L'après Mortier aurait pu être un obstacle pour ce catalan resté à la tête du Liceu de Barcelone pendant de longues années, en ayant préalablement occupé plusieurs postes stratégiques dans cette institution au glorieux passé. Joan Matabosch (photo) n'a pourtant pas hésité à relever le défi qui lui a été proposé, profitant des transformations qu'avait tenu à mener Gerard Mortier, en se glissant intelligemment dans ses pas, tout en réussissant à soumettre le Teatro Real de Madrid à ses propres volontés. Six ans après ses débuts à la direction artistique de l’insitution lyrique madrilène, Joan Matabosch a pris le temps de répondre à nos questions dans le cadre d'un entretien parsemé de confidences et de révélations.
 
 
Succéder à quelqu'un d'aussi singulier que Gerard Mortier n'avait rien d'évident, lui qui aimait tant la confrontation et la polémique, et pourtant, vous avez su maintenir le niveau artistique du Teatro Real tout en imposant votre personnalité. Quel regard portez-vous sur la période écoulée depuis votre arrivée à Madrid ?
 
Joan MATABOSCH: Lorsque la proposition m'a été faite, j'ai été très clair en disant que je ne voulais pas reproduire ce qui avait eu lieu à Paris lors du départ de Gerard Mortier, afin d'éviter tout syndrome Nicolas Joël. Si tel avait été le cas à Madrid, je n'aurais pas été la bonne personne. Gerard Mortier avait une vraie personnalité, bien sûr, mais selon moi ce qui était encore plus important était sa conception de l'opéra comme forme d'art. Le reste, laissons-le de côté. J'ai accepté de lui succéder en précisant que nous n'allions rien changer. Honnêtement si nous étions à Salzbourg l'idée de se confronter systématiquement au public serait quelque chose de réjouissant, car le New York Times serait là pour parler du Festival, mais à Paris ou à Madrid, ce serait une stupidité. Ce sont des théâtres différents, faits pour la réflexion. Le Teatro Real n'a pas besoin que la presse parle de lui chaque jour ; parfois c'est nécessaire, mais il est plus pertinent d'avoir une programmation exigeante dans laquelle certains moments doivent être davantage que d'autres mis en avant.

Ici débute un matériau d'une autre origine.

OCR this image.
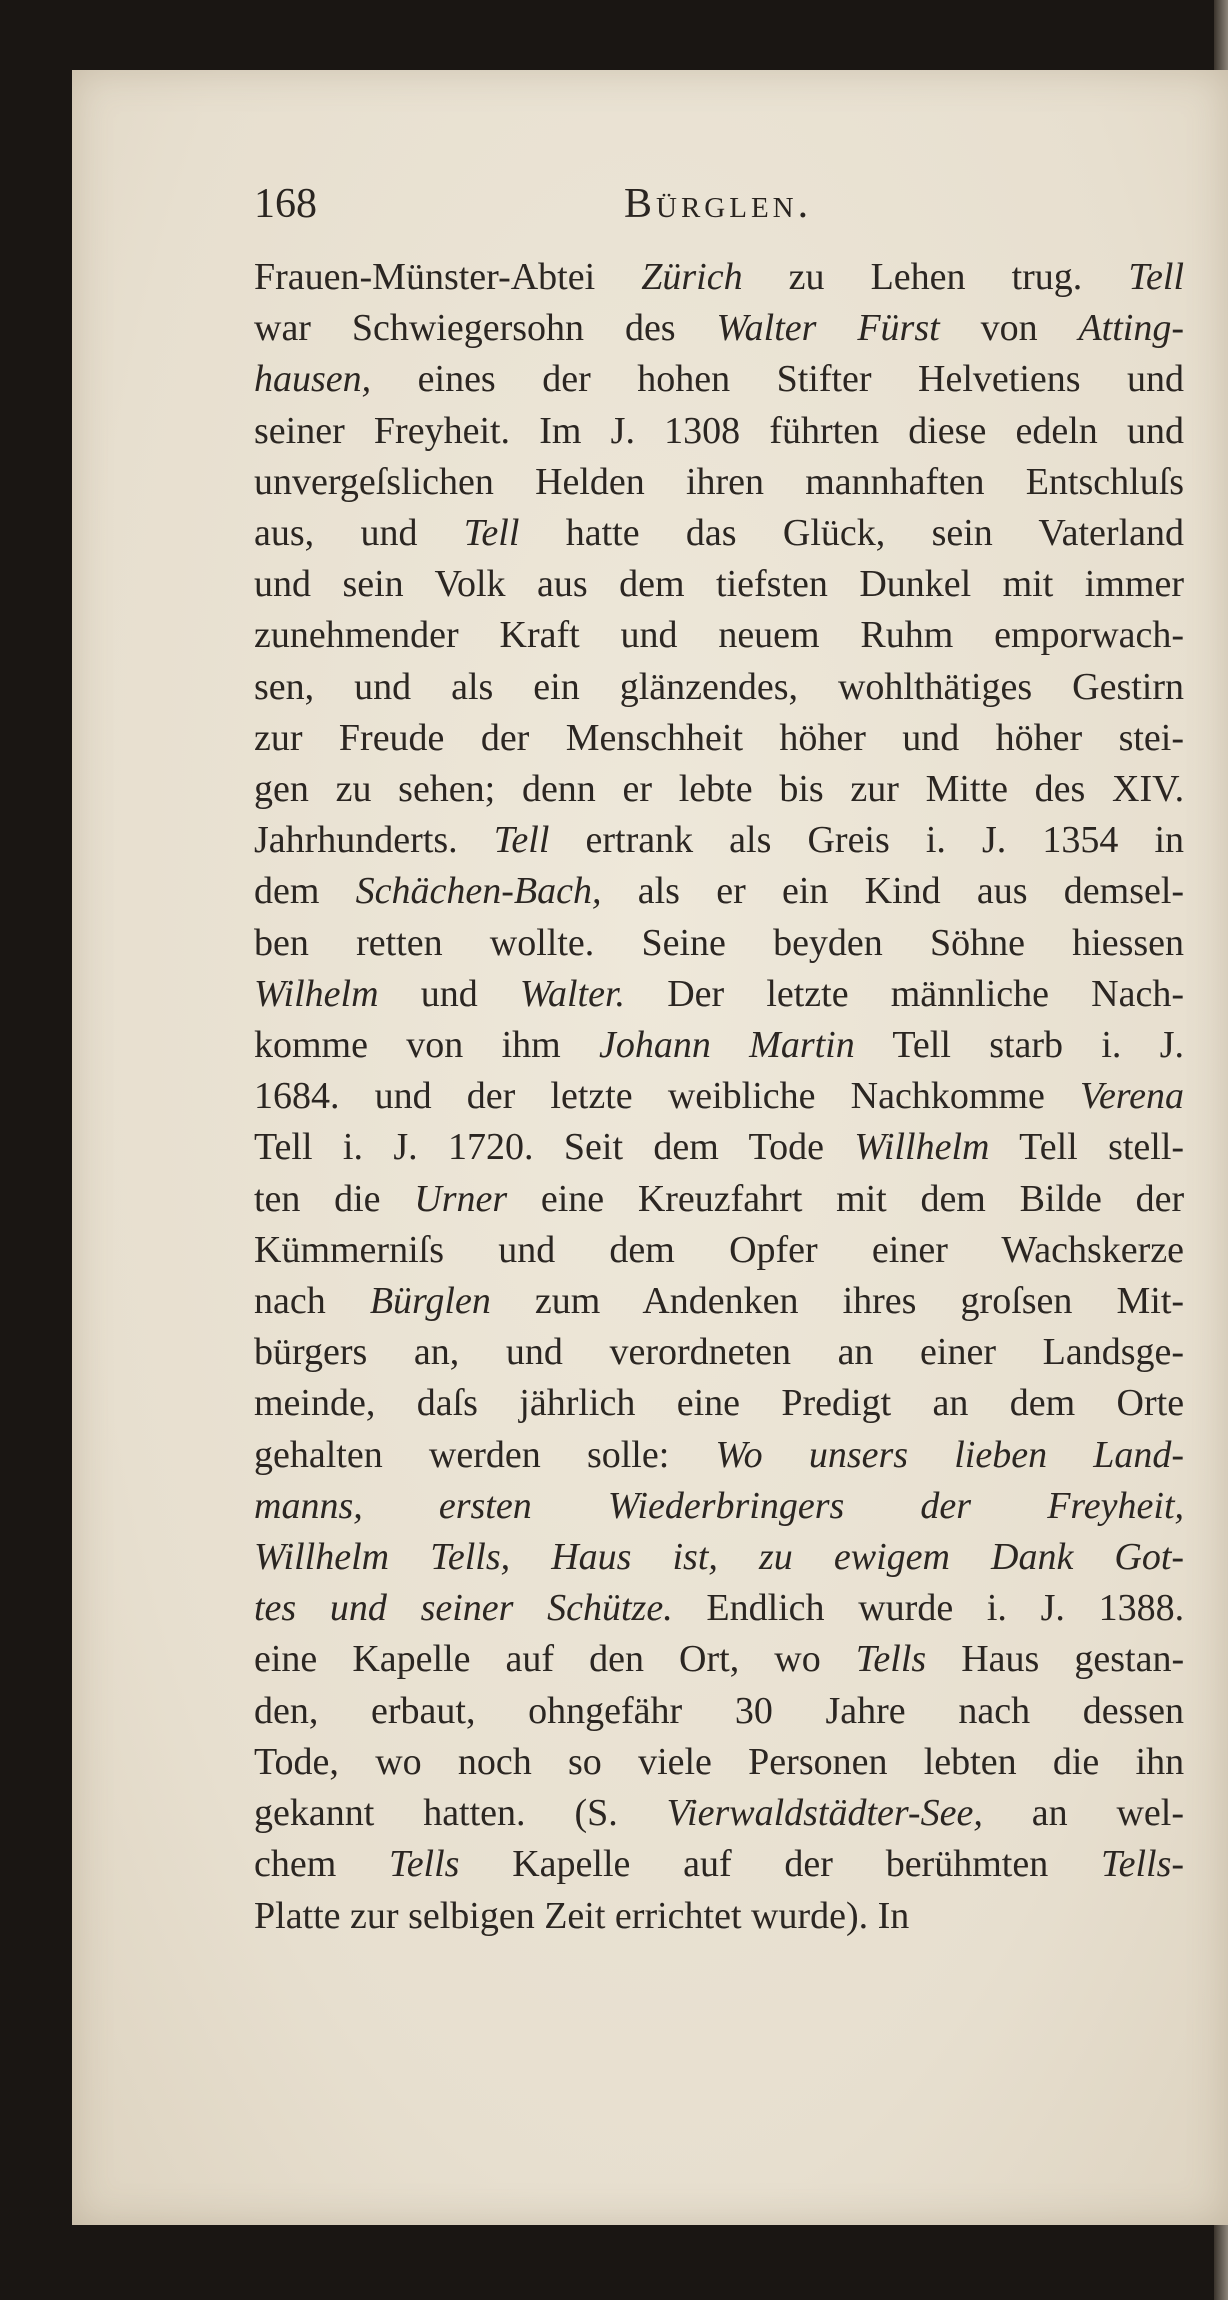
168	Bürglen.
Frauen-Münster-Abtei Zürich zu Lehen trug. Tell
war Schwiegersohn des Walter Fürst von Atting-
hausen, eines der hohen Stifter Helvetiens und
seiner Freyheit. Im J. 1308 führten diese edeln und
unvergeſslichen Helden ihren mannhaften Entschluſs
aus, und Tell hatte das Glück, sein Vaterland
und sein Volk aus dem tiefsten Dunkel mit immer
zunehmender Kraft und neuem Ruhm emporwach-
sen, und als ein glänzendes, wohlthätiges Gestirn
zur Freude der Menschheit höher und höher stei-
gen zu sehen; denn er lebte bis zur Mitte des XIV.
Jahrhunderts. Tell ertrank als Greis i. J. 1354 in
dem Schächen-Bach, als er ein Kind aus demsel-
ben retten wollte. Seine beyden Söhne hiessen
Wilhelm und Walter. Der letzte männliche Nach-
komme von ihm Johann Martin Tell starb i. J.
1684. und der letzte weibliche Nachkomme Verena
Tell i. J. 1720. Seit dem Tode Willhelm Tell stell-
ten die Urner eine Kreuzfahrt mit dem Bilde der
Kümmerniſs und dem Opfer einer Wachskerze
nach Bürglen zum Andenken ihres groſsen Mit-
bürgers an, und verordneten an einer Landsge-
meinde, daſs jährlich eine Predigt an dem Orte
gehalten werden solle: Wo unsers lieben Land-
manns, ersten Wiederbringers der Freyheit,
Willhelm Tells, Haus ist, zu ewigem Dank Got-
tes und seiner Schütze. Endlich wurde i. J. 1388.
eine Kapelle auf den Ort, wo Tells Haus gestan-
den, erbaut, ohngefähr 30 Jahre nach dessen
Tode, wo noch so viele Personen lebten die ihn
gekannt hatten. (S. Vierwaldstädter-See, an wel-
chem Tells Kapelle auf der berühmten Tells-
Platte zur selbigen Zeit errichtet wurde). In
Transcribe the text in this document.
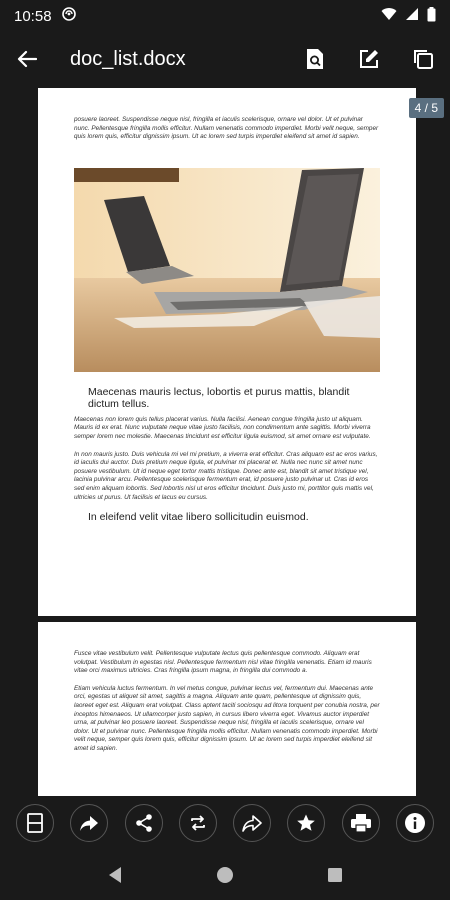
10:58
doc_list.docx

posuere laoreet. Suspendisse neque nisl, fringilla et iaculis scelerisque, ornare vel dolor. Ut et pulvinar nunc. Pellentesque fringilla mollis efficitur. Nullam venenatis commodo imperdiet. Morbi velit neque, semper quis lorem quis, efficitur dignissim ipsum. Ut ac lorem sed turpis imperdiet eleifend sit amet id sapien.

Maecenas mauris lectus, lobortis et purus mattis, blandit dictum tellus.

Maecenas non lorem quis tellus placerat varius. Nulla facilisi. Aenean congue fringilla justo ut aliquam. Mauris id ex erat. Nunc vulputate neque vitae justo facilisis, non condimentum ante sagittis. Morbi viverra semper lorem nec molestie. Maecenas tincidunt est efficitur ligula euismod, sit amet ornare est vulputate.

In non mauris justo. Duis vehicula mi vel mi pretium, a viverra erat efficitur. Cras aliquam est ac eros varius, id iaculis dui auctor. Duis pretium neque ligula, et pulvinar mi placerat et. Nulla nec nunc sit amet nunc posuere vestibulum. Ut id neque eget tortor mattis tristique. Donec ante est, blandit sit amet tristique vel, lacinia pulvinar arcu. Pellentesque scelerisque fermentum erat, id posuere justo pulvinar ut. Cras id eros sed enim aliquam lobortis. Sed lobortis nisl ut eros efficitur tincidunt. Duis justo mi, porttitor quis mattis vel, ultricies ut purus. Ut facilisis et lacus eu cursus.

In eleifend velit vitae libero sollicitudin euismod.

Fusce vitae vestibulum velit. Pellentesque vulputate lectus quis pellentesque commodo. Aliquam erat volutpat. Vestibulum in egestas nisl. Pellentesque fermentum nisl vitae fringilla venenatis. Etiam id mauris vitae orci maximus ultricies. Cras fringilla ipsum magna, in fringilla dui commodo a.

Etiam vehicula luctus fermentum. In vel metus congue, pulvinar lectus vel, fermentum dui. Maecenas ante orci, egestas ut aliquet sit amet, sagittis a magna. Aliquam ante quam, pellentesque ut dignissim quis, laoreet eget est. Aliquam erat volutpat. Class aptent taciti sociosqu ad litora torquent per conubia nostra, per inceptos himenaeos. Ut ullamcorper justo sapien, in cursus libero viverra eget. Vivamus auctor imperdiet urna, at pulvinar leo posuere laoreet. Suspendisse neque nisl, fringilla et iaculis scelerisque, ornare vel dolor. Ut et pulvinar nunc. Pellentesque fringilla mollis efficitur. Nullam venenatis commodo imperdiet. Morbi velit neque, semper quis lorem quis, efficitur dignissim ipsum. Ut ac lorem sed turpis imperdiet eleifend sit amet id sapien.

4 / 5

Les choses ont changé en quelques décennies, le public est aujourd'hui en mesure de découvrir de nouvelles formes et de se mettre en syntonie avec le projet. Je n'ai pas cherché à changer radicalement le comportement du public. Du temps de Mortier, il y avait un répertoire qu'il était impossible d'approcher car il demandait un travail d'ensemble avec un équipe d'artistes prêts à coopérer. Beaucoup de grands chanteurs qui régnaient alors sur le bel canto romantique, ne voulaient pas faire cet effort et n'acceptaient pas de s'engager sur ce type de conception globale. Aujourd'hui ce n'est plus le cas. Il y a des idiots qui résistent bien sûr, mais les jeunes artistes ont une toute autre approche de leur art. Aujourd'hui nous pouvons réussir une Lucia di Lammermoor, proposer des lectures renouvelées et originales qu'auraient refusées Sutherland ou Gruberova, pour qui six semaines de répétition étaient inconcevables. La mentalité a vraiment évolué et nous ne pouvons que nous en réjouir.
 
On imagine très bien quel casse-tête représente pour un directeur artistique la constitution d'une programmation : on parle souvent d'équilibre à trouver entre tradition et modernité, répertoire et création, grands noms et nouveaux talents. Quelle est votre manière de concevoir, de travailler à une programmation?
 
J.M. : J'essaie de faire des choses qui se tiennent. Il y a toujours discours qui serpente à travers chaque saison et qui peut être mis en perspective sur plusieurs années ; il faut l'avoir en tête car je pense que tout ce que l'on propose doit avoir un sens et s'appuyer sur un discours cohérent. C'est parfois schizophrénique mais il faut essayer car lorsque l'on y parvient, c'est très gratifiant. Chaque saison est donc extrêmement construite à partir d'une histoire que je peux raconter : prenons par exemple la saison prochaine, chaque titre est relié l'un à l'autre. Ce n'est pas une obsession, mais j'aime que l'on sente ce lien sous-jacent, ce qui ne m'empêche pas de programmer Don Carlo si je dispose d'une bonne distribution, comme cela a été le cas …
 
Partout dans le monde on parle d'élargissement du public, d'ouverture à de nouveaux répertoires tout en souhaitant fidéliser les habitués : quel a été votre point de vue et votre manière de faire face à cette tendance ?
 
J.M. : Je crois que cet aspect a été un succès si l'on s'en tient aux résultats de ces dernières années. Regardez le nombre d'abonnés par exemple, quand je suis arrivé il était de 11000 et il est passé à 21000 : c'est un bon signe, non ? 2018 a affiché un record de la fréquentation lié au bicentenaire de la création du Teatro Real. Comment y arrive-t-on ? Il faut être exigent dans la ligne et essayer de donner au public l'information pour qu'il comprenne ce que l'on fait et pourquoi ? Nous essayons de bombarder d'informations le public, parfois sous forme de petits messages qui sont essentiels lorsque l'on propose une œuvre telle que Die Soldaten ; avant de venir assister au spectacle, il faut savoir trois ou quatre choses que l'on peut lire le temps d'un trajet en métro. Ainsi quand le public arrive au théâtre il doit avoir les idées claires pour pouvoir découvrir l'ouvrage de Zimmermann. Pourquoi ? Car il ressentira une satisfaction à l'issue de l'ouvrage. Cela ne signifie pas qu'il faille se confronter aux spectateurs en leur disant que s'ils n'ont pas aimé, c'est parce qu'ils ne sont pas intelligents, non, mais nous devons leur fournir au préalable les instruments pour qu'ils puissent apprécier ou pas et se faire leur propre jugement.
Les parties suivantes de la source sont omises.